-
What is the correct way to rejoin a failed node when its WAL directory was lost (e.g. WAL directory residing on a tempfs of a container). Consider the following:
and then on ra1: Erlang/OTP 26 [erts-14.2] [source] [64-bit] [smp:12:12] [ds:12:12:10] [async-threads:1] [jit:ns]
Eshell V14.2 (press Ctrl+G to abort, type help(). for help)
(ra1@hostname.local)1> ErlangNodes = ['[email protected]', '[email protected]', '[email protected]'],
erpc:multicall(ErlangNodes, ra, start, []),
ServerIds = [{quick_start, N} || N <- ErlangNodes],
ClusterName = quick_start,
Machine = {simple, fun erlang:'+'/2, 0},
{ok, ServersStarted, _ServersNotStarted} = ra:start_cluster(default, ClusterName, Machine, ServerIds),
{ok, StateMachineResult, LeaderId} = ra:process_command(hd(ServersStarted), 5),
{ok, 12, LeaderId1} = ra:process_command(LeaderId, 7).

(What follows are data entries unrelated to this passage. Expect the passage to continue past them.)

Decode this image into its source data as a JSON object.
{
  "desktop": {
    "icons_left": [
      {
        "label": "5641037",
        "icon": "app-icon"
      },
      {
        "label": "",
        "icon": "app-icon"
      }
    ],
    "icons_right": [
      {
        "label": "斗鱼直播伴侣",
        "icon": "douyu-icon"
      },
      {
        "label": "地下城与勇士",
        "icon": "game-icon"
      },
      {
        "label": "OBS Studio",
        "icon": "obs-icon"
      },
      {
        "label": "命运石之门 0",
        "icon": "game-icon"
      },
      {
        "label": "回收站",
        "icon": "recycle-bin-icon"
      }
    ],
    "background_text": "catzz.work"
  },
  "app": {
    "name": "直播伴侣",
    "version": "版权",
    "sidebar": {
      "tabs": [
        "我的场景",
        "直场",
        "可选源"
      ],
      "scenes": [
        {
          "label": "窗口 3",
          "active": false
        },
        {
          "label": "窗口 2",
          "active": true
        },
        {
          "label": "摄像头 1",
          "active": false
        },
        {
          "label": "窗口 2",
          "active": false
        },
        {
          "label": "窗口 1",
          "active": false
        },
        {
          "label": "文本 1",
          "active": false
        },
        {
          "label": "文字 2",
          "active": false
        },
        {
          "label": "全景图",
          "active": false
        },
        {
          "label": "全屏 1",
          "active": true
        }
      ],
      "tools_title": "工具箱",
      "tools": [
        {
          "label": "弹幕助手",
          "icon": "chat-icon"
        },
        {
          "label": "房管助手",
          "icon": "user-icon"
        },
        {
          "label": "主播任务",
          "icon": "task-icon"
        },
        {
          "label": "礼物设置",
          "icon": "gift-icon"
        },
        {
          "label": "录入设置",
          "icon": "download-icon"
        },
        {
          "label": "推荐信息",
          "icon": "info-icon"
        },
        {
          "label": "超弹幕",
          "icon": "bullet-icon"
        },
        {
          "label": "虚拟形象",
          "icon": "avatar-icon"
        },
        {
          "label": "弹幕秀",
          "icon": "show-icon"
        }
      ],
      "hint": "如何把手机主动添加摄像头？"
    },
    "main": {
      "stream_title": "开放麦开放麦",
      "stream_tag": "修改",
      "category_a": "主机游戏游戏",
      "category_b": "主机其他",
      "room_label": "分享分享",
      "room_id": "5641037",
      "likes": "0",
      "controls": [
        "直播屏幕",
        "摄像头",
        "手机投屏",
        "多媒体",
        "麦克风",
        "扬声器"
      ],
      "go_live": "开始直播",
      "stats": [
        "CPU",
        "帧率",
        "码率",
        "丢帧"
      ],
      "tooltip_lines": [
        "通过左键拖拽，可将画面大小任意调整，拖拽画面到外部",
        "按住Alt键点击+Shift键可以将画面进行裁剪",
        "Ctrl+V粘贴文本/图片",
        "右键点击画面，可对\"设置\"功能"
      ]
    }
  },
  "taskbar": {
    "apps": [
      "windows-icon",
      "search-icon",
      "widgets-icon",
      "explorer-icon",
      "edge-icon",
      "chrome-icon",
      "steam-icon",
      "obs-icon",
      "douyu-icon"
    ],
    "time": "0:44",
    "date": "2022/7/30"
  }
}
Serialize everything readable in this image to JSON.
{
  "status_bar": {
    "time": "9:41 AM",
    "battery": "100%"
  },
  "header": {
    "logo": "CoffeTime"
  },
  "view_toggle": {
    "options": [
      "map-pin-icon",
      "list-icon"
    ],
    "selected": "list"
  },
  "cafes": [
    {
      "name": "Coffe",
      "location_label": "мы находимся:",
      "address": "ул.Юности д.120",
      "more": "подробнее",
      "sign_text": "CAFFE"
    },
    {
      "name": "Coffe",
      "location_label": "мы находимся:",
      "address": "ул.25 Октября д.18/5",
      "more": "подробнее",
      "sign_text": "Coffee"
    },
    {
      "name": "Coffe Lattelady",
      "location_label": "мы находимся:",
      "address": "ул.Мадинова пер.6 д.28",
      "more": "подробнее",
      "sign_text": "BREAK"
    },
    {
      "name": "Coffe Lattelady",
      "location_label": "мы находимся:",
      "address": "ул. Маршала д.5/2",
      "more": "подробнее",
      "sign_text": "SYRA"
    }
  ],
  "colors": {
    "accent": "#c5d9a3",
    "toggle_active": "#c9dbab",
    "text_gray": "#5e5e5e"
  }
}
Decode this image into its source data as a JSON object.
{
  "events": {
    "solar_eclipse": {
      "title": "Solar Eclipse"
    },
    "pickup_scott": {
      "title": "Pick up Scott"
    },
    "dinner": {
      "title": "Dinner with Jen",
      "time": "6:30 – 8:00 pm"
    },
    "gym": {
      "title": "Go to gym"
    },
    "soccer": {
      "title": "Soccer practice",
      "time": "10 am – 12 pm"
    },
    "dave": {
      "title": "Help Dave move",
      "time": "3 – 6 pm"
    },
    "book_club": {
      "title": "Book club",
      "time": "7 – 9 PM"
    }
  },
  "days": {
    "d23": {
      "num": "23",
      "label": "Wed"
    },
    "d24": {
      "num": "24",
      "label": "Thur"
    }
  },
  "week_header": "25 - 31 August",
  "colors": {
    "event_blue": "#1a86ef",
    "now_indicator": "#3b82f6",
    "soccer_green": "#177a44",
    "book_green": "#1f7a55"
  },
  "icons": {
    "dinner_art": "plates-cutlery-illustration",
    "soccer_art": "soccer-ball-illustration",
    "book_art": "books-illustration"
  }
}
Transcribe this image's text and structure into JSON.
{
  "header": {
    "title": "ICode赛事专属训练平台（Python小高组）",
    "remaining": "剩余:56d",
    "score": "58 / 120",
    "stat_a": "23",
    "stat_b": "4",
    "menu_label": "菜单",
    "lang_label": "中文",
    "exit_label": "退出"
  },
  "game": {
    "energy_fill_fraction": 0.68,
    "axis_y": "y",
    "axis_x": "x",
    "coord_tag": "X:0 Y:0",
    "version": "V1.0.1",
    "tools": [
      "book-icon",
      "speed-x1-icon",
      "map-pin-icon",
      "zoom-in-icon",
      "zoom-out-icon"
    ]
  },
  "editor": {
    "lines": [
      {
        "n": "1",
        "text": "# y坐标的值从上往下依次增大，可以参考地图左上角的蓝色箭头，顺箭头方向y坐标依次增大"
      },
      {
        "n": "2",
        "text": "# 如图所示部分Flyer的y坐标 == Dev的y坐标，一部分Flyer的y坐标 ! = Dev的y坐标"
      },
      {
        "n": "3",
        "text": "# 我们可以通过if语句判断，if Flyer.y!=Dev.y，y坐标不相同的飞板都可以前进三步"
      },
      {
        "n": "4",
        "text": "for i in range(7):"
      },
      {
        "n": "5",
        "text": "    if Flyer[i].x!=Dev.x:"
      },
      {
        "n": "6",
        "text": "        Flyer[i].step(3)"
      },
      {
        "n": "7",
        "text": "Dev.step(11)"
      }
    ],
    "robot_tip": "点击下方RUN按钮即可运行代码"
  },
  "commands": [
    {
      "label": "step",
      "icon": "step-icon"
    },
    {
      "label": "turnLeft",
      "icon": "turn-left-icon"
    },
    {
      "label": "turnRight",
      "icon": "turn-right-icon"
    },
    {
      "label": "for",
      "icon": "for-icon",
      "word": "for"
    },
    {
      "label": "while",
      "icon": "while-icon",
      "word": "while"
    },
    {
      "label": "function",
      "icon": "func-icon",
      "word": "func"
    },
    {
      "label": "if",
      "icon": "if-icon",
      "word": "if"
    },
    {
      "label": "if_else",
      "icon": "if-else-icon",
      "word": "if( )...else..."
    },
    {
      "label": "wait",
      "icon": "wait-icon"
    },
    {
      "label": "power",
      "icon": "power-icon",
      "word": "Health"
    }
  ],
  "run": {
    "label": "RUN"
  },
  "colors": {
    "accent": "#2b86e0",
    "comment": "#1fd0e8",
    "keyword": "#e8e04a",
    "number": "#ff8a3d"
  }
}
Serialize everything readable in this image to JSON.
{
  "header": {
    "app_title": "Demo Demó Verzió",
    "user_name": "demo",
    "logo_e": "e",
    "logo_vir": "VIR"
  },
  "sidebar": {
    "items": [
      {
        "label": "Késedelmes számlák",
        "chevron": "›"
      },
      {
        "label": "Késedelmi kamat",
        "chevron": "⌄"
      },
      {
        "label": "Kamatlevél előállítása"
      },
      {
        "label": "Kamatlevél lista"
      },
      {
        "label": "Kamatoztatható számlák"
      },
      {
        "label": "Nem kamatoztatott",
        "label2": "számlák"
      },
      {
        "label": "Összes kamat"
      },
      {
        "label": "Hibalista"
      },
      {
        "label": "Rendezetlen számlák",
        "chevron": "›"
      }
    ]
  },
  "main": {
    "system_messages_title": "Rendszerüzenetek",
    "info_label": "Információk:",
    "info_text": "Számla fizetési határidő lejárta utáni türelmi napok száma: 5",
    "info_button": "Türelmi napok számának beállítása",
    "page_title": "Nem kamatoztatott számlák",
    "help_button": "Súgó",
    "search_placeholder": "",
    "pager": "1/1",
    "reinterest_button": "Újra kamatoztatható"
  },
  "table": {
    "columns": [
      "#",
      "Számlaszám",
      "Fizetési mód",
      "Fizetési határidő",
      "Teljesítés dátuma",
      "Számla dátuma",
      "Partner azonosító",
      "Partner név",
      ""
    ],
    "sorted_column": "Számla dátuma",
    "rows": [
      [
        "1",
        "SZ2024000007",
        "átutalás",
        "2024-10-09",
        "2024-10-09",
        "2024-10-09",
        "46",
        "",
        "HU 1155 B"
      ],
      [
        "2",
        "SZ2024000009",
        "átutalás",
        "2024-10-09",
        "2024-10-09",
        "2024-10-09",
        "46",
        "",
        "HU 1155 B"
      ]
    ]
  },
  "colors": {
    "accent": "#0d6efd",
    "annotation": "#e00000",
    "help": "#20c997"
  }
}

{ok,12,{quick_start,'[email protected]'}}
(ra1@hostname.local)2> ra:members({local, quick_start}).
{ok,[{quick_start,'[email protected]'},
{quick_start,'[email protected]'},
{quick_start,'[email protected]'}],
{quick_start,'[email protected]'}}
(ra1@hostname.local)3>
$ rebar3 shell --start-clean --name ra2@hostname.local
===> Verifying dependencies...
===> Analyzing applications...
===> Compiling ra
Erlang/OTP 26 [erts-14.2] [source] [64-bit] [smp:12:12] [ds:12:12:10] [async-threads:1] [jit:ns]
Eshell V14.2 (press Ctrl+G to abort, type help(). for help)
(ra2@hostname.local)1>
$ rm -rf ra2@hostname.local/
$ rebar3 shell --start-clean --name ra2@hostname.local
===> Verifying dependencies...
===> Analyzing applications...
===> Compiling ra
Erlang/OTP 26 [erts-14.2] [source] [64-bit] [smp:12:12] [ds:12:12:10] [async-threads:1] [jit:ns]
Eshell V14.2 (press Ctrl+G to abort, type help(). for help)
(ra2@hostname.local)1> Question: what is the correct way to rejoin Doing a simple add doesn't work: Erlang/OTP 26 [erts-14.2] [source] [64-bit] [smp:12:12] [ds:12:12:10] [async-threads:1] [jit:ns]
Eshell V14.2 (press Ctrl+G to abort, type help(). for help)
(ra2@hostname.local)1> ra:start(),
ServerId = {quick_start, node()},
ClusterName = quick_start,
Machine = {simple, fun erlang:'+'/2, 0}.
{simple,fun erlang:'+'/2,0}
(ra2@hostname.local)2> ra:start_server(default, ClusterName, ServerId, Machine, []),
ra:add_member({quick_start, '[email protected]'}, ServerId).
{error,already_member} Passing an existing server to start_server does not change the outcome: Erlang/OTP 26 [erts-14.2] [source] [64-bit] [smp:12:12] [ds:12:12:10] [async-threads:1] [jit:ns]
Eshell V14.2 (press Ctrl+G to abort, type help(). for help)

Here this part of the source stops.